Review: Johnny Mad Dog (2008)

Johnny Mad Dog (2008)

Directed by: Jean-Stéphane Sauvaire | 98 minutes | drama, war | Actors: Carlos Badawi, Teddy Boy, Maxwell Carter, Barry Chernoh, Eric Cole, Robert Davies, Prince Doblah, Joseph Duo, Papa Jackson, Jimmy Jacobs, Terry Johnson, Mohammed Kamara, Onismus Kamoh, Nathaniel J. Kapeyou, Massiata E. Kenneh Veronica Kollie, Léo Boyeneh Kote, Christophe Minie, Careen Moore, James Ragibo, Mohammed Sesay, Augustin Tokpa, Emmanuel Tozzi, Dagbeth Tweh, Daisy Victoria Vandy, Julius Wood, Alexander Zorga

“If you don’t wanna die, don’t be born!” it sounds like a kind of mantra from dozens of children’s throats, after a small village has been half killed. The child soldiers have just shown utter disrespect for their own lives, but above all that of others. Everyone in the village gets the same treatment: you are suspected in advance of harboring pro-national feelings and resulting support for the president of the unnamed African country where the story is set. They are called Dogos, these ‘darlings’ of the leader of the republic. And they will all have to pay for their wrong choice.

The leader of the group of child soldiers is fifteen-year-old Johnny Mad Dog. He has long forgotten his real name – in the rebel war everyone uses a pseudonym. His right-hand man is called No Good Advice and a boy with fake wings on his back goes through life as Butterfly. They take their orders from an adult, but otherwise they operate as an independent unit. And with a fanaticism that you rarely see adults display.

However, Johnny Mad Dog’s life seems to change when thirteen-year-old refugee Laokole crosses his path. Rather than subdue or shoot her, he decides not to reveal her existence to his troop. There seems to be some goodness in him somewhere. But it’s very deep. Perhaps too deep.

‘Johnny Mad Dog’ is an uncompromising film, as is clear from the opening scene mentioned above. Many of the young actors have experienced the atrocities of the civil war in their home country of Liberia themselves. The fact that they have been put under his belt by the French director Jean-Stéphane Sauvaire can therefore raise the necessary ethical questions, but the fact remains that the children generally appear completely realistic in their respective roles.
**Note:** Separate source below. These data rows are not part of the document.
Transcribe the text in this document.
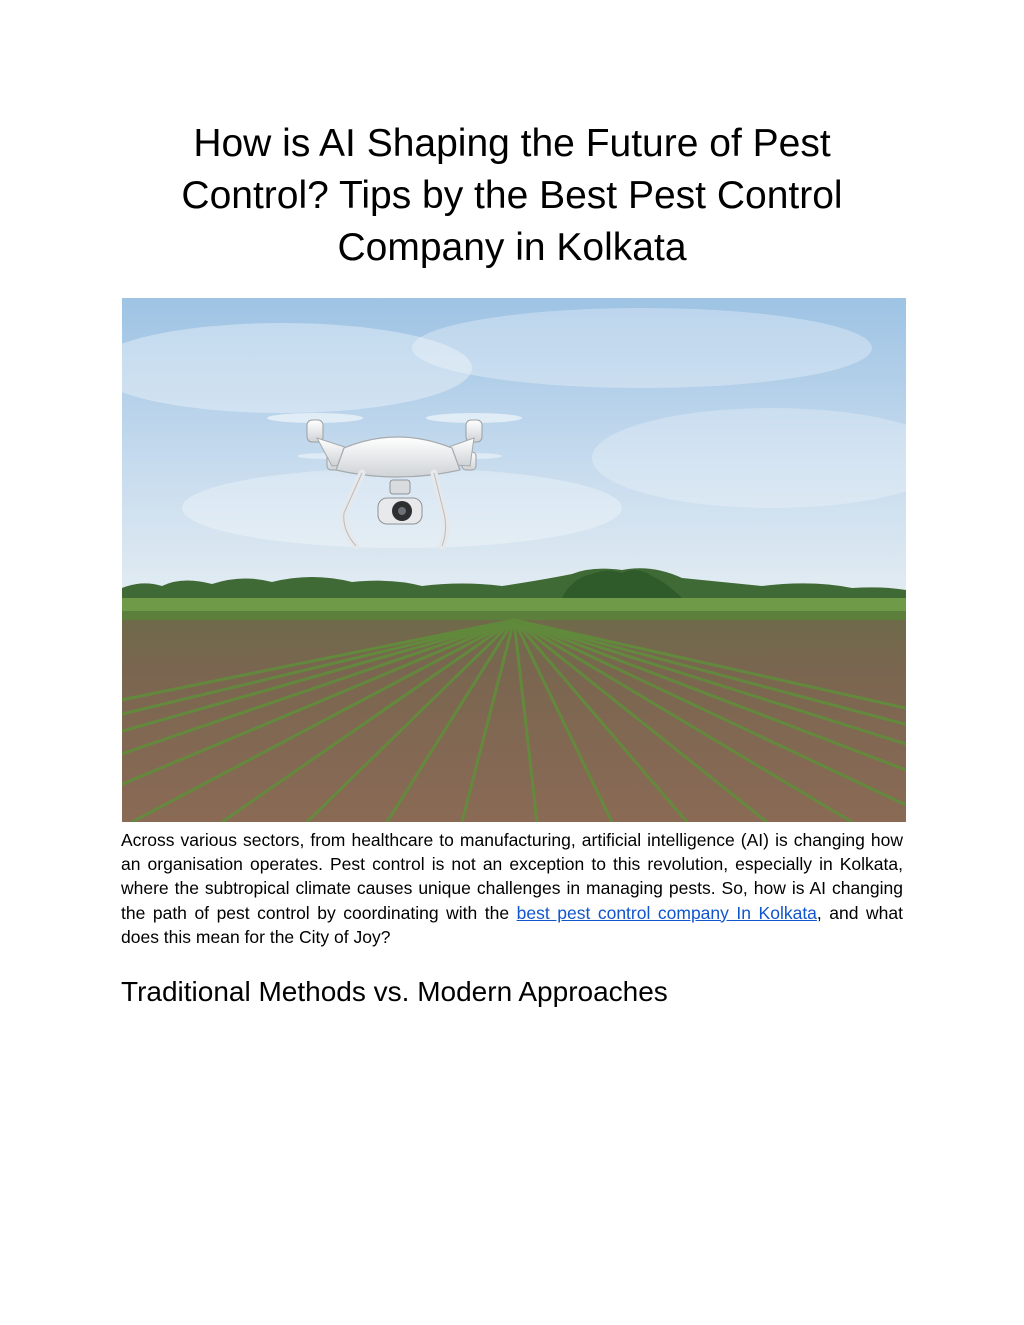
How is AI Shaping the Future of Pest Control? Tips by the Best Pest Control Company in Kolkata

Across various sectors, from healthcare to manufacturing, artificial intelligence (AI) is changing how an organisation operates. Pest control is not an exception to this revolution, especially in Kolkata, where the subtropical climate causes unique challenges in managing pests. So, how is AI changing the path of pest control by coordinating with the best pest control company In Kolkata, and what does this mean for the City of Joy?

Traditional Methods vs. Modern Approaches
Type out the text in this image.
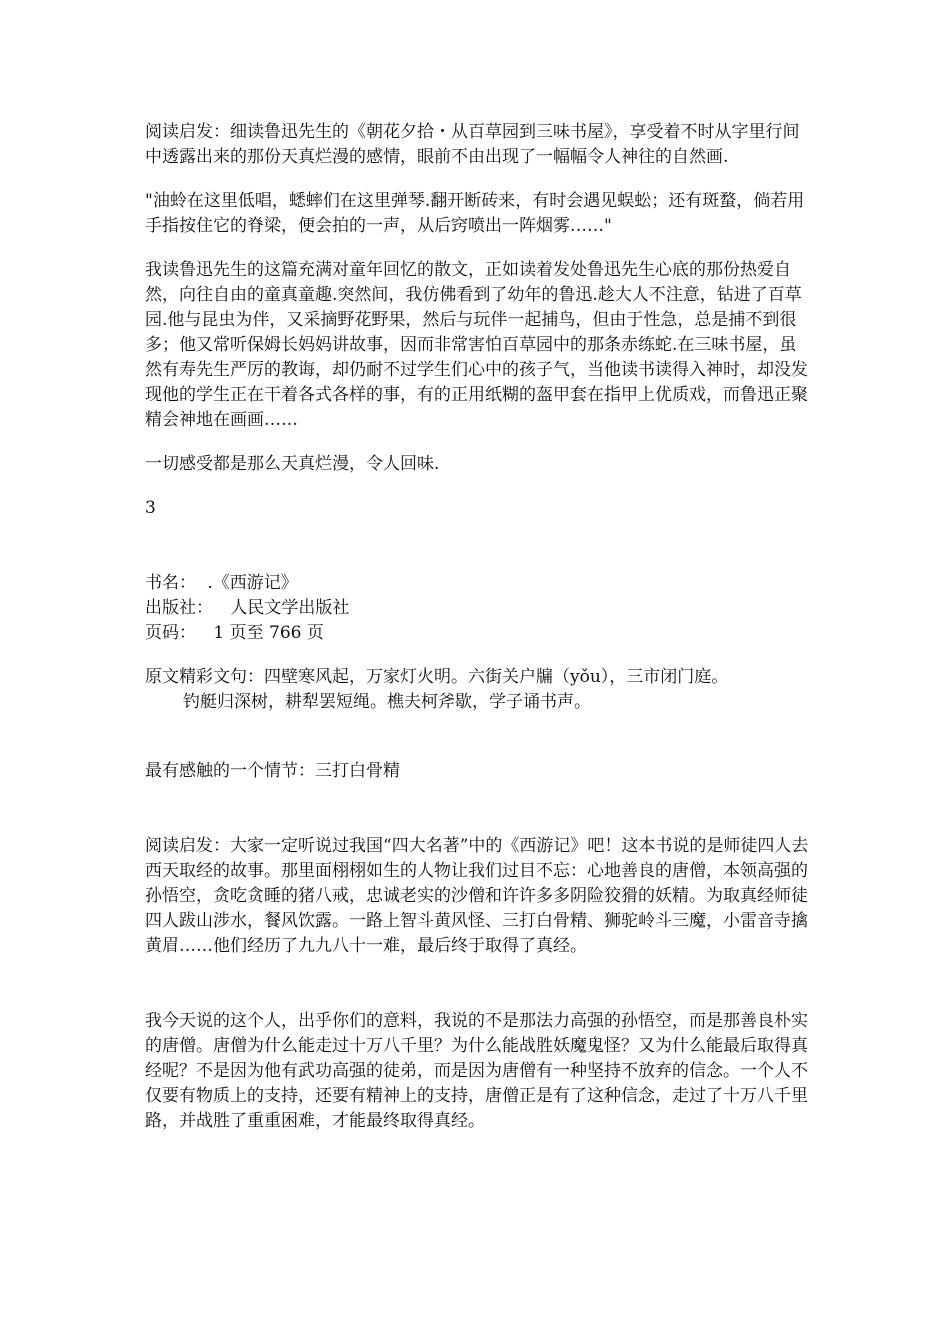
阅读启发：细读鲁迅先生的《朝花夕拾・从百草园到三味书屋》，享受着不时从字里行间中透露出来的那份天真烂漫的感情，眼前不由出现了一幅幅令人神往的自然画.

"油蛉在这里低唱，蟋蟀们在这里弹琴.翻开断砖来，有时会遇见蜈蚣；还有斑蝥，倘若用手指按住它的脊梁，便会拍的一声，从后窍喷出一阵烟雾……"

我读鲁迅先生的这篇充满对童年回忆的散文，正如读着发处鲁迅先生心底的那份热爱自然，向往自由的童真童趣.突然间，我仿佛看到了幼年的鲁迅.趁大人不注意，钻进了百草园.他与昆虫为伴，又采摘野花野果，然后与玩伴一起捕鸟，但由于性急，总是捕不到很多；他又常听保姆长妈妈讲故事，因而非常害怕百草园中的那条赤练蛇.在三味书屋，虽然有寿先生严厉的教诲，却仍耐不过学生们心中的孩子气，当他读书读得入神时，却没发现他的学生正在干着各式各样的事，有的正用纸糊的盔甲套在指甲上优质戏，而鲁迅正聚精会神地在画画……

一切感受都是那么天真烂漫，令人回味.

3

书名： .《西游记》

出版社： 人民文学出版社

页码： 1 页至 766 页

原文精彩文句：四壁寒风起，万家灯火明。六街关户牖（yǒu），三市闭门庭。

钓艇归深树，耕犁罢短绳。樵夫柯斧歇，学子诵书声。

最有感触的一个情节：三打白骨精

阅读启发：大家一定听说过我国“四大名著”中的《西游记》吧！这本书说的是师徒四人去西天取经的故事。那里面栩栩如生的人物让我们过目不忘：心地善良的唐僧，本领高强的孙悟空，贪吃贪睡的猪八戒，忠诚老实的沙僧和许许多多阴险狡猾的妖精。为取真经师徒四人跋山涉水，餐风饮露。一路上智斗黄风怪、三打白骨精、狮驼岭斗三魔，小雷音寺擒黄眉……他们经历了九九八十一难，最后终于取得了真经。

我今天说的这个人，出乎你们的意料，我说的不是那法力高强的孙悟空，而是那善良朴实的唐僧。唐僧为什么能走过十万八千里？为什么能战胜妖魔鬼怪？又为什么能最后取得真经呢？不是因为他有武功高强的徒弟，而是因为唐僧有一种坚持不放弃的信念。一个人不仅要有物质上的支持，还要有精神上的支持，唐僧正是有了这种信念，走过了十万八千里路，并战胜了重重困难，才能最终取得真经。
The young No Good Advice (Dagbeth Tweh) in particular convinces with his hard, screaming approach. But one of the most beautiful and wry scenes is reserved for Butterfly (Elijah Roger), who sings to a dead comrade: “It is my will that when I die/ Don’t bury me, don’t bury me/ You cut my dick in alcohol/ And call my wife and give it to her. […] And what the fuck she thinks she is/ She’s fucking around with my GI-dick”.

During the credits, photographs by war photographer Patrick Robert, taken in Liberia between 1989 and 2003, are shown, which were an important source of inspiration for the film. They show the reality of the sometimes carnavellesque appearance of the child soldiers and thereby also emphasize the absurd atrocities that children are capable of when their natural personal growth is taken away from them. That’s why and that’s why ‘Johnny Mad Dog’ is an important movie. That it is well acted and that it is stylistically tight is only a side issue. Despite all the possible ethical objections of the production, Sauvaire has delivered a film that really matters!